Mississippi Subscriber
Answer: For the urologist, you should report 57288 (Sling operation for stress incontinence [e.g., fascia or synthetic]) for the sling procedure, and you should report 57282 (Sacrospinous ligament fixation for prolapse of vagina) for the sacrospinous ligament fixation.
For the gynecologist, report 57250 (Posterior colporrhaphy, repair of retrocele with or without perineor-rhaphy).
Clinically, these are all separate procedures. According to the National Correct Coding Initiative (NCCI), they are not bundled into each other or into the major procedure (52788). Carriers may consider these billable and payable services.
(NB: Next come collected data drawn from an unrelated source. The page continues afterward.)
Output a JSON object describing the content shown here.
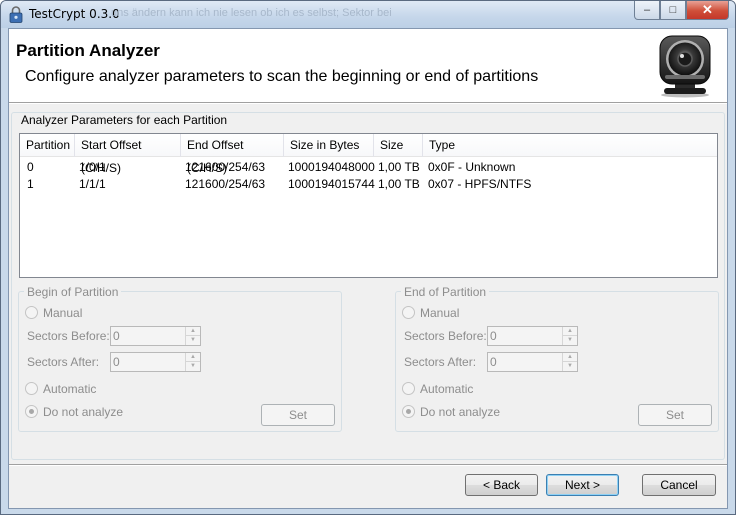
{
  "window": {
    "title": "TestCrypt 0.3.0",
    "title_bg_text": "uns ändern kann ich nie lesen ob ich es selbst; Sektor bei",
    "controls": {
      "minimize": "–",
      "maximize": "□",
      "close": "✕"
    }
  },
  "header": {
    "title": "Partition Analyzer",
    "subtitle": "Configure analyzer parameters to scan the beginning or end of partitions",
    "icon": "webcam-icon"
  },
  "params": {
    "legend": "Analyzer Parameters for each Partition",
    "columns": [
      "Partition",
      "Start Offset (C/H/S)",
      "End Offset (C/H/S)",
      "Size in Bytes",
      "Size",
      "Type"
    ],
    "rows": [
      [
        "0",
        "1/0/1",
        "121600/254/63",
        "1000194048000",
        "1,00 TB",
        "0x0F - Unknown"
      ],
      [
        "1",
        "1/1/1",
        "121600/254/63",
        "1000194015744",
        "1,00 TB",
        "0x07 - HPFS/NTFS"
      ]
    ]
  },
  "begin": {
    "legend": "Begin of Partition",
    "manual": "Manual",
    "sectors_before": "Sectors Before:",
    "sectors_before_value": "0",
    "sectors_after": "Sectors After:",
    "sectors_after_value": "0",
    "automatic": "Automatic",
    "do_not_analyze": "Do not analyze",
    "set": "Set"
  },
  "end": {
    "legend": "End of Partition",
    "manual": "Manual",
    "sectors_before": "Sectors Before:",
    "sectors_before_value": "0",
    "sectors_after": "Sectors After:",
    "sectors_after_value": "0",
    "automatic": "Automatic",
    "do_not_analyze": "Do not analyze",
    "set": "Set"
  },
  "footer": {
    "back": "< Back",
    "next": "Next >",
    "cancel": "Cancel"
  }
}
For non-Medicare patients, each physician could also act as a surgical assistant to the other. The urologist would bill 57250 for his repair appended with modifier -80 (Assistant surgeon).
The gynecologist would report 57288 for the sling operation, and he would report 57282 for the ligament repair and append modifier -80 as well.
Don't use modifier -62 (Two surgeons) for these particular procedures. The co-surgeon policy would not apply to these services in this clinical scenario.